— А ну, греби отсюда к бую. И прощай.
Тут покоритель пучин морских сообразил, что его могут не так понять и аккуратненько умылся. До конца вечера песни в его честь больше не звучали.
После того как погасли кушинские светофоры и перестала звенеть струна, боцман вынырнул с бутылкой коньяка — выпьем и выпьем. Пристал, как леденец. Ну пошли, выпьем, водяной с тобой! Расположились в банкетном, разбросали пузырь на пять стаканов. Моряк замахнул, не закусывая, и заплакал, не вытирая слез. Жена, говорит, от меня, ребята, ушла. Пришел с рейса — ни холодильника, ни телевизора, ни шмоток и записка лежит: так и так, не ищи, и заявление тут же в суд, нотариусом заверенное: не возражаю с разводом. Плевать на тряпки — всё внутри убила.
Сыграли чуваку еще раз «Прощай».
Бесплатно.
На полную катушку. На полную ручки вывернули.
Пол шатался.
А Манычу — до звезды. Он и в среду не пришел. И в четверг. А в пятницу Куша его в железке видел не то слово, что тепленького, а в крайне негармоническом состоянии.
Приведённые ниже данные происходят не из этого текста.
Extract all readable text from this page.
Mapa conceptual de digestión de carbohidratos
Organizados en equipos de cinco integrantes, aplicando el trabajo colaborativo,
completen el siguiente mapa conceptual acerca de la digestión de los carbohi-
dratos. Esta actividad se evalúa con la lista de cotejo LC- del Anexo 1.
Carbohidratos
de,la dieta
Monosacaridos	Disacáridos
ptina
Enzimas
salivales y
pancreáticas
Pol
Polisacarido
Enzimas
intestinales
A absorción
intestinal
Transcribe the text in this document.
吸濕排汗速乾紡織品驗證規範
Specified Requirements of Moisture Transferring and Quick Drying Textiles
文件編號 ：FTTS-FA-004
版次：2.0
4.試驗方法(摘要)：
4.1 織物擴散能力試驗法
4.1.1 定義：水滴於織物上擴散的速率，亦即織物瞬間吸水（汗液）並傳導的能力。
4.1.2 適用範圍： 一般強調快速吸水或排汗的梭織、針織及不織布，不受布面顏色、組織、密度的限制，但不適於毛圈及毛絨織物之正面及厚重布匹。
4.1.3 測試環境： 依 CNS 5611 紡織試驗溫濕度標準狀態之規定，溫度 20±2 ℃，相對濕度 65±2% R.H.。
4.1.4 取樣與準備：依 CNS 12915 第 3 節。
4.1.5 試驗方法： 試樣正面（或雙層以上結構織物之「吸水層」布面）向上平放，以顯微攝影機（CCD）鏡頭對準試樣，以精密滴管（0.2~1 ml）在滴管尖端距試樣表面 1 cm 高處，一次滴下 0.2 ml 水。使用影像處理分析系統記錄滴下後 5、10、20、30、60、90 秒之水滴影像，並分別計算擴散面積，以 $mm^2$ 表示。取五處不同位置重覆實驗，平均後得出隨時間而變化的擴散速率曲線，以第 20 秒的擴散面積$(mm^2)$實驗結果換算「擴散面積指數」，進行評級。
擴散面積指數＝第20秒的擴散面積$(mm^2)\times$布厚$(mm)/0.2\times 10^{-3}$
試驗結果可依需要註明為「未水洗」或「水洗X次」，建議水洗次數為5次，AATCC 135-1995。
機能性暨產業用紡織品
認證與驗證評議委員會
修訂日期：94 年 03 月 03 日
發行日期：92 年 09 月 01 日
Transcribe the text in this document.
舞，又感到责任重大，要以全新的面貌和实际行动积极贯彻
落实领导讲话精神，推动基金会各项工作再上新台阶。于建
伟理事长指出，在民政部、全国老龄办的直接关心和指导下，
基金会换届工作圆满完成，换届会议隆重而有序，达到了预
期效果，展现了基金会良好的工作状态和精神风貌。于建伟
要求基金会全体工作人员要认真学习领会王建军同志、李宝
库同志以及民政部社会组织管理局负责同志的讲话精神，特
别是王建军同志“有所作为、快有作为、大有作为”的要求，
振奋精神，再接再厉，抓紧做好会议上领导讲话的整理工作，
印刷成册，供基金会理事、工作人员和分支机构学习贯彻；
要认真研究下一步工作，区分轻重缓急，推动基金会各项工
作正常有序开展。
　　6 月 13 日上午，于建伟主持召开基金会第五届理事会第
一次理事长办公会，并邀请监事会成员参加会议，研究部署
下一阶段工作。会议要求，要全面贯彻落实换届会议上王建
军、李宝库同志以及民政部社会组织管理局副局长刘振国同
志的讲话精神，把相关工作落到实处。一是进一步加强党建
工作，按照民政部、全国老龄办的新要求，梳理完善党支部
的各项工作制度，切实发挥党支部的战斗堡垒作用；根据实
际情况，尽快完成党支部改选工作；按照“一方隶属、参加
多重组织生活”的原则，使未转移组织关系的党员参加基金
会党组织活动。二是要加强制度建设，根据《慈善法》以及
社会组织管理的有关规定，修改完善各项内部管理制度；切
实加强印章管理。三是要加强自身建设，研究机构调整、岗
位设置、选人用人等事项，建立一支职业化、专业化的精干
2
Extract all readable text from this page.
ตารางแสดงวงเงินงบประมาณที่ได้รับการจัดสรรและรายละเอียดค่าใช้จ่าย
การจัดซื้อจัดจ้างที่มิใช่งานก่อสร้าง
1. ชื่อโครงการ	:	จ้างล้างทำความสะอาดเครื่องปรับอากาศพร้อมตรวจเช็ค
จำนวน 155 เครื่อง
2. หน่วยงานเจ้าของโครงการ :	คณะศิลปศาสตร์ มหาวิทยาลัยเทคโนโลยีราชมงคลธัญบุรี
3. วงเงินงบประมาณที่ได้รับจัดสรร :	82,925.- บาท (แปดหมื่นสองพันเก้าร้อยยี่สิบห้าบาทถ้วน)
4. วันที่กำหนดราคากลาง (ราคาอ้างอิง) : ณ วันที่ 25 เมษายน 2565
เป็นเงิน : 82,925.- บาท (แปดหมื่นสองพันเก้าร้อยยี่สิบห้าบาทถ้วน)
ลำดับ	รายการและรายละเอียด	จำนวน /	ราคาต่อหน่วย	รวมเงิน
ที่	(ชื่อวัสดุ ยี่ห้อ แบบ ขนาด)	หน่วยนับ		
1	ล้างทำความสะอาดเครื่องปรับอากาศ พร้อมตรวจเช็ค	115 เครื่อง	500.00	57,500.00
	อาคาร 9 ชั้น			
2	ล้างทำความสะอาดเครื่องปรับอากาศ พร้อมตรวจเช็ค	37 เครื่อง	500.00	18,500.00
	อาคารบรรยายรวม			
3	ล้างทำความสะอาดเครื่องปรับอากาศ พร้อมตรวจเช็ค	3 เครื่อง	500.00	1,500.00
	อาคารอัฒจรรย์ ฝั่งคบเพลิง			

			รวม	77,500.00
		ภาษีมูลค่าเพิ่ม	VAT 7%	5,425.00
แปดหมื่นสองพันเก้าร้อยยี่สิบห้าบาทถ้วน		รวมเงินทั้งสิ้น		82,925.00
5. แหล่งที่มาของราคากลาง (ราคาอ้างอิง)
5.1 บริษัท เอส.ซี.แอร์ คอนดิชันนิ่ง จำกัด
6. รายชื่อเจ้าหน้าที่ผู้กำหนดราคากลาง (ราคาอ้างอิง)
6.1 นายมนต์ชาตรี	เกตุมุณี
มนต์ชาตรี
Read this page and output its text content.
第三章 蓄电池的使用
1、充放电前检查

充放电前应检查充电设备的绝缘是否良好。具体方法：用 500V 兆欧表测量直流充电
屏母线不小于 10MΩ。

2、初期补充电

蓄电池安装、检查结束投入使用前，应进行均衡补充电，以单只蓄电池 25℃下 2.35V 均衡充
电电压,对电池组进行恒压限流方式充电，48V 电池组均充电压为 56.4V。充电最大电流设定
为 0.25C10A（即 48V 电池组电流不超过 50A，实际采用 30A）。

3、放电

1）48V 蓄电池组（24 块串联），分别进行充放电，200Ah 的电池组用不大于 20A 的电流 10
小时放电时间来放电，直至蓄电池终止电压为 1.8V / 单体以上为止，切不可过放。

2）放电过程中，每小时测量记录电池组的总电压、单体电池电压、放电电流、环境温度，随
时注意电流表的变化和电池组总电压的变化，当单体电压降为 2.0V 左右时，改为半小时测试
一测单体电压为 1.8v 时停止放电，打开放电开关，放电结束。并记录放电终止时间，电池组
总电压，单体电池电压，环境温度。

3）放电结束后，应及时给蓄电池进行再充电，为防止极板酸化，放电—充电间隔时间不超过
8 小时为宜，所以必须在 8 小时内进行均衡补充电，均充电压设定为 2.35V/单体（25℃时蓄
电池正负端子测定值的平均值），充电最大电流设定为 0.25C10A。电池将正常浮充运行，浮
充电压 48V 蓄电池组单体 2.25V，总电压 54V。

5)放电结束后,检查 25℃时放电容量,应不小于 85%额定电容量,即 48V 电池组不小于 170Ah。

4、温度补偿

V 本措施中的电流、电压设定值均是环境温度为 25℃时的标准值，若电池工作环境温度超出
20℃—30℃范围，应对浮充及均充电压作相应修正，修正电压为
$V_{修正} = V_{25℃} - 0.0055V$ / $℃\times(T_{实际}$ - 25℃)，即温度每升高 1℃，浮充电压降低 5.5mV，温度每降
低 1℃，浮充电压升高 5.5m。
— Оборзел уже! — разозлился Минька. — Надо из зарплаты вычитать. Или вали на хутор бабочек ловить!
— И пусть канает! Редиска-сосиска, Навуходоносор.
— Обдолбается и дудит в четыре часа ночи, — поддакнул Лёлик. — Анаша забирает, глюки в башке-то: в Нью-Орлеане он выдает, а Армстронг по плечу хлопает: «Классно лабаешь, чувак, фоллоу ми».
— Устроился на работу, так уж будь добр, — не унимался Минька. — Только разговоров: то не так, это не эдак. Драма у него, блядь. «Невостребованность». Мир без него, фигуры, рухнет. Как же, в центре картины. «Я и другие». Да срать я хотел, что он охуенный музыкант! Не нравится, — он показал большим пальцем через плечо, — иди в симфонический оркестр. Так не идет. Не идет ни хрена. Потому что там таких великих музыкантов складывать некуда. Там не порассуждаешь: кого ебать, вся жопа в шрамах. Великий Гудвин!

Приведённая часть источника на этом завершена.